Соседи недоумевали, как, чем мог этот бывший учитель заслужить немилость нацистов? Голландец охотно рассказал, за что попал в концлагерь. Он удивил всех как поступком своим, так и рассуждениями. Оказалось, Хаген решил не подчиняться порядкам, установленным чужаками в родном городе. Первое же нарушение полицейского часа привело его в немецкую комендатуру. Там учителя продержали до утра и выпустили, посоветовав в будущем внимательнее смотреть на часы. Второй раз с ним имели разговор. Немецкий поручик с явным удовольствием напирал на умственную ограниченность местных жителей, не умеющих даже соблюдать порядок, наведенный, наконец, другими. В возмутительной склонности к беспорядку поручик видел главное доказательство разложения Запада и обещал покончить с этим. После третьего задержания Хагена предали военному суду: хотели его проучить и других постращать.
На суде учитель попробовал доказывать, что сердце человека, его ум нельзя покорить силой, что их можно покорить только умом и сердцем. Ошеломленный председатель суда, полковник, сорвал с носа очки, пошептался с членами суда, майором и лейтенантом, и тут же лишил подсудимого слова. Не выходя из-за стола, суд торопливо посовещался и определил: в концлагерь на три года.
– Вздор! – презрительно бросил сверху Крофт, когда Хаген закончил рассказ. Его нары были над нарами голландца, у которых мы собрались, и англичанину пришлось свесить голову. – Какой вздор!..
Учитель вскочил и, растерянно улыбаясь, поклонился верхним нарам.
– Прошу прощения... Почему же это вздор?
Крофт приподнял голову и показал пальцы, сложенные в щепоть.
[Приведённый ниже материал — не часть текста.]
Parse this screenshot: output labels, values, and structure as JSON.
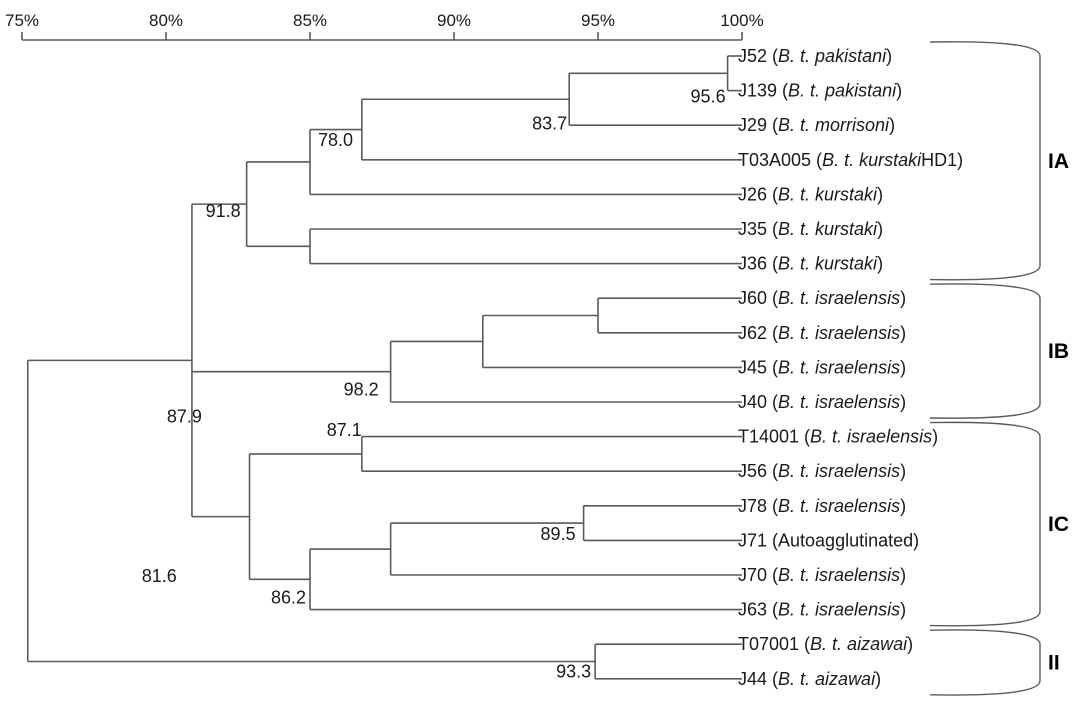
{
  "scale": {
    "ticks": [
      "75%",
      "80%",
      "85%",
      "90%",
      "95%",
      "100%"
    ],
    "tick_values": [
      75,
      80,
      85,
      90,
      95,
      100
    ]
  },
  "leaves": [
    {
      "id": "J52",
      "pre": "J52 (",
      "taxon": "B. t. pakistani",
      "post": ")"
    },
    {
      "id": "J139",
      "pre": "J139 (",
      "taxon": "B. t. pakistani",
      "post": ")"
    },
    {
      "id": "J29",
      "pre": "J29 (",
      "taxon": "B. t. morrisoni",
      "post": ")"
    },
    {
      "id": "T03A005",
      "pre": "T03A005 (",
      "taxon": "B. t. kurstaki",
      "post": "HD1)"
    },
    {
      "id": "J26",
      "pre": "J26 (",
      "taxon": "B. t. kurstaki",
      "post": ")"
    },
    {
      "id": "J35",
      "pre": "J35 (",
      "taxon": "B. t. kurstaki",
      "post": ")"
    },
    {
      "id": "J36",
      "pre": "J36 (",
      "taxon": "B. t. kurstaki",
      "post": ")"
    },
    {
      "id": "J60",
      "pre": "J60 (",
      "taxon": "B. t. israelensis",
      "post": ")"
    },
    {
      "id": "J62",
      "pre": "J62 (",
      "taxon": "B. t. israelensis",
      "post": ")"
    },
    {
      "id": "J45",
      "pre": "J45 (",
      "taxon": "B. t. israelensis",
      "post": ")"
    },
    {
      "id": "J40",
      "pre": "J40 (",
      "taxon": "B. t. israelensis",
      "post": ")"
    },
    {
      "id": "T14001",
      "pre": "T14001 (",
      "taxon": "B. t. israelensis",
      "post": ")"
    },
    {
      "id": "J56",
      "pre": "J56 (",
      "taxon": "B. t. israelensis",
      "post": ")"
    },
    {
      "id": "J78",
      "pre": "J78 (",
      "taxon": "B. t. israelensis",
      "post": ")"
    },
    {
      "id": "J71",
      "pre": "J71 (Autoagglutinated)",
      "taxon": "",
      "post": ""
    },
    {
      "id": "J70",
      "pre": "J70 (",
      "taxon": "B. t. israelensis",
      "post": ")"
    },
    {
      "id": "J63",
      "pre": "J63 (",
      "taxon": "B. t. israelensis",
      "post": ")"
    },
    {
      "id": "T07001",
      "pre": "T07001 (",
      "taxon": "B. t. aizawai",
      "post": ")"
    },
    {
      "id": "J44",
      "pre": "J44 (",
      "taxon": "B. t. aizawai",
      "post": ")"
    }
  ],
  "nodes": [
    {
      "sim": 99.5,
      "children": [
        "L:J52",
        "L:J139"
      ]
    },
    {
      "sim": 94.0,
      "children": [
        "N:0",
        "L:J29"
      ]
    },
    {
      "sim": 86.8,
      "children": [
        "N:1",
        "L:T03A005"
      ]
    },
    {
      "sim": 85.0,
      "children": [
        "N:2",
        "L:J26"
      ]
    },
    {
      "sim": 85.0,
      "children": [
        "L:J35",
        "L:J36"
      ]
    },
    {
      "sim": 82.8,
      "children": [
        "N:3",
        "N:4"
      ]
    },
    {
      "sim": 95.0,
      "children": [
        "L:J60",
        "L:J62"
      ]
    },
    {
      "sim": 91.0,
      "children": [
        "N:6",
        "L:J45"
      ]
    },
    {
      "sim": 87.8,
      "children": [
        "N:7",
        "L:J40"
      ]
    },
    {
      "sim": 86.8,
      "children": [
        "L:T14001",
        "L:J56"
      ]
    },
    {
      "sim": 94.5,
      "children": [
        "L:J78",
        "L:J71"
      ]
    },
    {
      "sim": 87.8,
      "children": [
        "N:10",
        "L:J70"
      ]
    },
    {
      "sim": 85.0,
      "children": [
        "N:11",
        "L:J63"
      ]
    },
    {
      "sim": 82.9,
      "children": [
        "N:9",
        "N:12"
      ]
    },
    {
      "sim": 80.9,
      "children": [
        "N:5",
        "N:8",
        "N:13"
      ]
    },
    {
      "sim": 94.9,
      "children": [
        "L:T07001",
        "L:J44"
      ]
    },
    {
      "sim": 75.2,
      "children": [
        "N:14",
        "N:15"
      ]
    }
  ],
  "node_labels": [
    {
      "text": "95.6",
      "node": 0
    },
    {
      "text": "83.7",
      "node": 1
    },
    {
      "text": "78.0",
      "node": 3
    },
    {
      "text": "91.8",
      "node": 5
    },
    {
      "text": "81.6",
      "node": 16
    },
    {
      "text": "98.2",
      "node": 8
    },
    {
      "text": "87.1",
      "node": 9
    },
    {
      "text": "89.5",
      "node": 10
    },
    {
      "text": "87.9",
      "node": 14
    },
    {
      "text": "86.2",
      "node": 12
    },
    {
      "text": "93.3",
      "node": 15
    }
  ],
  "groups": [
    {
      "label": "IA",
      "from": 0,
      "to": 6
    },
    {
      "label": "IB",
      "from": 7,
      "to": 10
    },
    {
      "label": "IC",
      "from": 11,
      "to": 16
    },
    {
      "label": "II",
      "from": 17,
      "to": 18
    }
  ],
  "colors": {
    "line": "#5a5a5a",
    "text": "#1a1a1a"
  }
}
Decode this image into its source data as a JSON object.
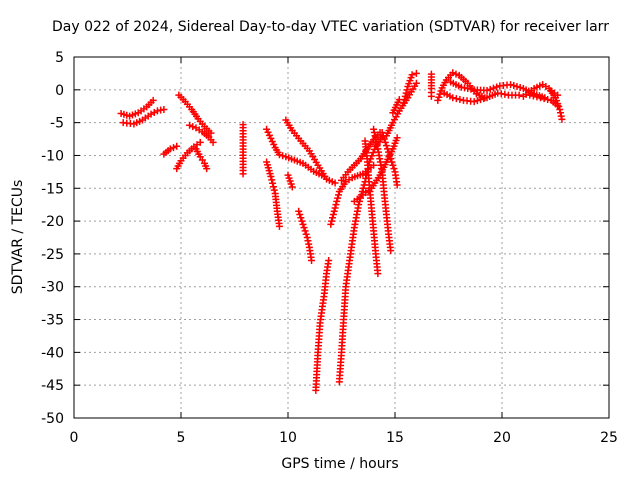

– Потому что, если сложить все в скорлупу ореха, то все, что вы рассказываете и что проповедуете, вздор, и больше ничего.
Хаген обиженно скривил губы, замигал большими светлыми глазами и двинул руками снизу вверх: то ли хотел поднять нас с нар, то ли призывал в свидетели.
– Это, прошу прощения, неверно. Я рассказываю не вздор и никакого вздора тоже не проповедую...
Озлобленные и потому огрубевшие, мы все же не решались осуждать или высмеивать учителя, хотя, конечно, не разделяли его взглядов. Мы-то хорошо знали, что с захватчиками нельзя меряться сердцем и умом.
– А почему бы нет? – удивленно вопрошал голландец. – Почему бы нет? В наш век цивилизации, где все создано разумом человека, главная сила – он, разум...
– Разум, конечно, сила, – отозвался Самарцев. – Все же я думаю, что с нацистом, одетым в военную форму, лучше разговаривать с дубиной в руках.
Хаген даже всплеснул руками.
– Это как раз то, что пытаются делать они! Нацисты подкрепляют свои неубедительные доводы дубиной. А чего добились? Сначала почти вся Европа, а затем добрая половина мира вооружилась дубинами, чтобы опровергнуть их доводы. Нет, нет, в век идей дубина устарела. С идеями можно состязаться только идеями, как с музыкой только музыкой. И сердце человека можно покорить только сердцем, ум – умом...
И теперь он вопрошающе поглядывал на нас покрасневшими и плохо видящими без очков глазами, явно не зная, что делать с неожиданно свалившейся свободой.
Крофт, тоже оказавшийся здесь, оставался, наоборот, равнодушно-сдержанным, будто ничего особенного не случилось. Он снял бутсы и вытряс снег, тщательно очистил жалкое подобие носков. Англичанин занимался этим с такой серьезной озабоченностью, точно ничего важнее на свете не существовало.
В противоположность ему бельгиец Валлон, казалось, кипел от возбуждения. Он никак не мог усесться как следует, двигал ногами, шевелил грязными узкими руками. Его черные глаза, особенно выделявшиеся на бледном худом лице, светились радостью. Валлон осматривал всех с таким видом, словно говорил: "Наконец-то мы вырвались! Теперь мы покажем, что значит быть свободными".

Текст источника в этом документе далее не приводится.